Una bandada de zorzales que regresaba a sus nidos, a última hora de la tarde de ayer, encendió el proyector del tiempo en estos días blancos que visten media provincia de promisión acuífera. Bajo el aleteo uniforme de las aves se detuvo la mirada en los paisajes de otro tiempo, cuando la vida regalaba vida en los páramos de interior. Esos escenarios rurales que desde hace años se desangran, como las aguas que ahora fluyen, ríos abajo, en pro del desarrollo y el progreso de los núcleos costeros, donde se asienta la población en busca de futuro y de sueños cumplidos; como el sueño de los inviernos que, nada más iniciar su andadura, acogían los regresos imprescindibles.
Aquel invierno, como todos los inviernos de aquellos años, fue gris y frío. Gris como la nebulosa desconocida que se ceñía sobre la ingenuidad de aquellos diminutos e inquietos hombrecillos, a quienes les tocó jugar a ser muy niños. Aquel invierno fue frío. Frío como el aire que cortaba la piel y arañaba las manos. Soplaba viento de poniente, también llamado “de arriba”. Vivíamos en enero, como ahora. Enero es la miel del invierno, el néctar de la añoranza que alimenta la vida anhelada de cada cual, la que quiso ser y no siempre pudo porque quedó varada en el trampolín del sueño. Un viento helado escribía esa mañana los renglones de la memoria. Las ausencias, las privaciones o pérdidas de alguien o algo muy queridos, nos llevaron a morder el cogollo del invierno, las sensaciones y sentimientos que dejaron acuñadas las inevitables añoranzas que a cada cual toca, que son como el tesoro buscado que nunca llegamos a encontrar a pesar de haberlo rozado.
El regreso invernal a casa siempre lo he considerado como un viaje a los paisajes de interior, a los recuerdos perpetuos con los que he intentado inútilmente retener el devenir del calendario. Esas estampas de juegos inventados sobre los pinares aledaños de las ruinas de la fortaleza, las caminatas desde el alfa de la niñez por senderos pedregosos que nos llevaban a las fuentes ocultas, bajo zarzas por las que corría el agua cristalina en la que se zambullían los pájaros que intentábamos apresar para luego indultar. La remembranza nos ha conducido siempre en estos viajes reiterados que tan necesarios son para no perder la ubicación de nuestros orígenes ni las razones de nuestro corazón.
Aunque el paisaje esté mermado de vidas y las casas se encuentren menos habitadas, aunque el silencio viva apagado en las tardes tediosas en las que ya no se oyen los ecos de los jugadores cuando cantaban las cuarenta en bastos sobre los añejos veladores del casino rural, aunque las noches sean más prolongadas y apenas encontremos dispuestos conversadores, aunque los encuentros tabernarios hayan perdido adeptos, aunque muchas tertulias hayan sucumbido al entretenimiento de los seriales, aunque la globalización haya robado, en parte, las relaciones interpersonales, a pesar de todo hay que volver.
Hay que volver.
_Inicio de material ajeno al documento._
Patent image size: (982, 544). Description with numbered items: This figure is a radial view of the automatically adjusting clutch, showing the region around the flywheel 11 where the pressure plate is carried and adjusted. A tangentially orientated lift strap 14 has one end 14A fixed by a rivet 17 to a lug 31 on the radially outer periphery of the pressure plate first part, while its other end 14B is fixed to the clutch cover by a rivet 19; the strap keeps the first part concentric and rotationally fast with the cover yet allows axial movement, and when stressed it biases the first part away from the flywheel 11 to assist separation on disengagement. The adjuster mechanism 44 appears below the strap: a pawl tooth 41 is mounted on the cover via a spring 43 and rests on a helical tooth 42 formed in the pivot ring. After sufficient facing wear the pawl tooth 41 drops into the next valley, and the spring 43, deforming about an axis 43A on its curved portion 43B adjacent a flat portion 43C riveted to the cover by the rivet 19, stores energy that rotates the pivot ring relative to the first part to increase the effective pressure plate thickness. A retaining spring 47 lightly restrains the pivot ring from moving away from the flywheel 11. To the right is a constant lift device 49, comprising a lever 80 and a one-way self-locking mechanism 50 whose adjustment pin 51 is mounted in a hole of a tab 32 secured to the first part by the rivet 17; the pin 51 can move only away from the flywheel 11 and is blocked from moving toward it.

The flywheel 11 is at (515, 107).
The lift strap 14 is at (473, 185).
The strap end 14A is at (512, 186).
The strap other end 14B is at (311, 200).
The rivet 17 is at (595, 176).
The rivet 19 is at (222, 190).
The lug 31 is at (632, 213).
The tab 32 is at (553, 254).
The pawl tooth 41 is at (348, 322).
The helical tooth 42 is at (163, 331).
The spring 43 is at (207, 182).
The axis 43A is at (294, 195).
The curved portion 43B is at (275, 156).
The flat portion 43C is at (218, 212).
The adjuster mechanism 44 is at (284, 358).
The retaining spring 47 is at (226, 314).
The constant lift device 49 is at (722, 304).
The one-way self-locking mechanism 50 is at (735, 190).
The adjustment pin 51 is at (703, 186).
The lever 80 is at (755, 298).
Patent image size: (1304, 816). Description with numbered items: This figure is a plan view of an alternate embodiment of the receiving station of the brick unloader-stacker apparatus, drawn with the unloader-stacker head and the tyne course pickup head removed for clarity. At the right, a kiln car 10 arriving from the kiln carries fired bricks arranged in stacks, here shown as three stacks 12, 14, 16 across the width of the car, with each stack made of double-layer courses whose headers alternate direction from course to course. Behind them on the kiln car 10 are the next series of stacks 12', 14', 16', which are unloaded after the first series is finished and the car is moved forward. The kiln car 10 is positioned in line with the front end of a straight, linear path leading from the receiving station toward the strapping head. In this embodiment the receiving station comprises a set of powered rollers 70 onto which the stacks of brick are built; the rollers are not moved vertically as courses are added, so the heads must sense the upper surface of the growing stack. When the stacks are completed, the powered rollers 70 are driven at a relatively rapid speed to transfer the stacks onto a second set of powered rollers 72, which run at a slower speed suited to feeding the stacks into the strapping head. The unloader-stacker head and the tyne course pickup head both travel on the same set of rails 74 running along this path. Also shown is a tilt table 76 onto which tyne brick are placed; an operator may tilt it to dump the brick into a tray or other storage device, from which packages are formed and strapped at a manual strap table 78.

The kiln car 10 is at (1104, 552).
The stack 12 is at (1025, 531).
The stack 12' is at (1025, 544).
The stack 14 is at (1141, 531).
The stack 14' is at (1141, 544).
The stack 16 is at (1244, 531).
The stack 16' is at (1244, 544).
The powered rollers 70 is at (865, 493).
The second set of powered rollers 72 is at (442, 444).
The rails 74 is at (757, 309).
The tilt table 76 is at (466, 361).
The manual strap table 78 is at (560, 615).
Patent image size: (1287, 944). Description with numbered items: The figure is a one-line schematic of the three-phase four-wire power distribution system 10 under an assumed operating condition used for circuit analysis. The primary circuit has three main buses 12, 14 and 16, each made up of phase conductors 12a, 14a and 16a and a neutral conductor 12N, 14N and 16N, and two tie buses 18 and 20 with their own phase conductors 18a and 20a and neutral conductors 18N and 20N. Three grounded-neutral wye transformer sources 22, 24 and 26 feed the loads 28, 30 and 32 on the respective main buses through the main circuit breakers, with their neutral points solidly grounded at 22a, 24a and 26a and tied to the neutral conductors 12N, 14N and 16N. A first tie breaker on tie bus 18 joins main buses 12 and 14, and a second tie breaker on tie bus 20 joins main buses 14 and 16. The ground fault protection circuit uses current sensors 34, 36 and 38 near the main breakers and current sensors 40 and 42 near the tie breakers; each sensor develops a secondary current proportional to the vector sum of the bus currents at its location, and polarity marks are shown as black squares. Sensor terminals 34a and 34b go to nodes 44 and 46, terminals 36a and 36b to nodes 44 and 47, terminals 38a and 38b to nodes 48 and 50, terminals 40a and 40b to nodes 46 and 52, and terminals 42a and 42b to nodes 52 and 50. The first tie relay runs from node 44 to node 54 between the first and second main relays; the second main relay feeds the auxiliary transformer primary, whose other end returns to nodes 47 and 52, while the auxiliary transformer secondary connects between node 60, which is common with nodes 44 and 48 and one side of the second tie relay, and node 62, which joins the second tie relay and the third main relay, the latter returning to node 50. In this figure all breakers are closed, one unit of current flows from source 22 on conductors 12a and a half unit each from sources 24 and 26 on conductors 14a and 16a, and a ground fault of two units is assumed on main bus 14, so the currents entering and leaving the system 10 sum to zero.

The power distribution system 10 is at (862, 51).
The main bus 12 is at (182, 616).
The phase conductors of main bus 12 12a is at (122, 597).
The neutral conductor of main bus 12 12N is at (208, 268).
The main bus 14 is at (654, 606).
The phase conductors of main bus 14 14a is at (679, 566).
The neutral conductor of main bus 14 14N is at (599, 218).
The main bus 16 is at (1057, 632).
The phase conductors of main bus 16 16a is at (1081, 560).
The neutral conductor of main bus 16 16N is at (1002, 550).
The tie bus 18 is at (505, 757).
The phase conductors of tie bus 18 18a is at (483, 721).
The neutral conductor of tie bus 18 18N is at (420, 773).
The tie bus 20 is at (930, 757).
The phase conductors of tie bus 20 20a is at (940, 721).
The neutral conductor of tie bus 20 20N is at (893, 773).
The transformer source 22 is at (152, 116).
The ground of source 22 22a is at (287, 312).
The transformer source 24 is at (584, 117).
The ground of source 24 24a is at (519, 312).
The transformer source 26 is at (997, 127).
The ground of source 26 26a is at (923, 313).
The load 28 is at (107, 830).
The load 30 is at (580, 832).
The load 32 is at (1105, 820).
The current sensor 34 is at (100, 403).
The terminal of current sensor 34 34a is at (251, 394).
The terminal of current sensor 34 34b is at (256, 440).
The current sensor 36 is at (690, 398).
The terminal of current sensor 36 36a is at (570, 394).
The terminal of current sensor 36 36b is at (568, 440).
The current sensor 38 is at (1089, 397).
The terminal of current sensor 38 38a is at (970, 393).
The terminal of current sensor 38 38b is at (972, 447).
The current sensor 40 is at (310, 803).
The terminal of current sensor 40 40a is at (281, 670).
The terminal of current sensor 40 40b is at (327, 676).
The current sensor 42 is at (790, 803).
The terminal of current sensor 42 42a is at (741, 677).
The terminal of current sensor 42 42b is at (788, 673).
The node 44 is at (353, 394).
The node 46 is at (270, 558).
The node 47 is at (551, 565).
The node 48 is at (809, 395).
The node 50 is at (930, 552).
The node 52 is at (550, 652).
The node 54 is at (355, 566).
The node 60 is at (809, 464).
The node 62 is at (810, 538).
Como volvemos aún pese a que sepamos del dolor del alma ante la carencia de abrazos y besos tan nuestros. Hay que volver, aún cuando nos hiera otro dolor más, el de las ausencias. Sabemos que nuestro regreso supone un paseo inevitable por la arboleda de los sueños desvanecidos, como la arboleda perdida de Rafael Alberti, un recorrido ineludible por la senda de la añoranza, una fotografía en sepia de nuestra vida. Siempre volvemos en invierno a esa habitación interior que para muchos tiene nombre de caserío, de aldea o de pueblo. Siempre volvemos, de un invierno a otro, a esas estampas invernales que no han perdido la capacidad de sorprender y mucho menos de hacerse insensibles a nuestra piel, que tampoco es huérfana del tacto único de las bolas níveas cuando dan en la diana de nuestros cuerpos, como aún mantienen las chimeneas humeantes el inconfundible tufo de leña quemada o el tentador olorcillo de “chicha” asada. Hay que volver siempre a esas entrañables estampas que hablan con el corazón.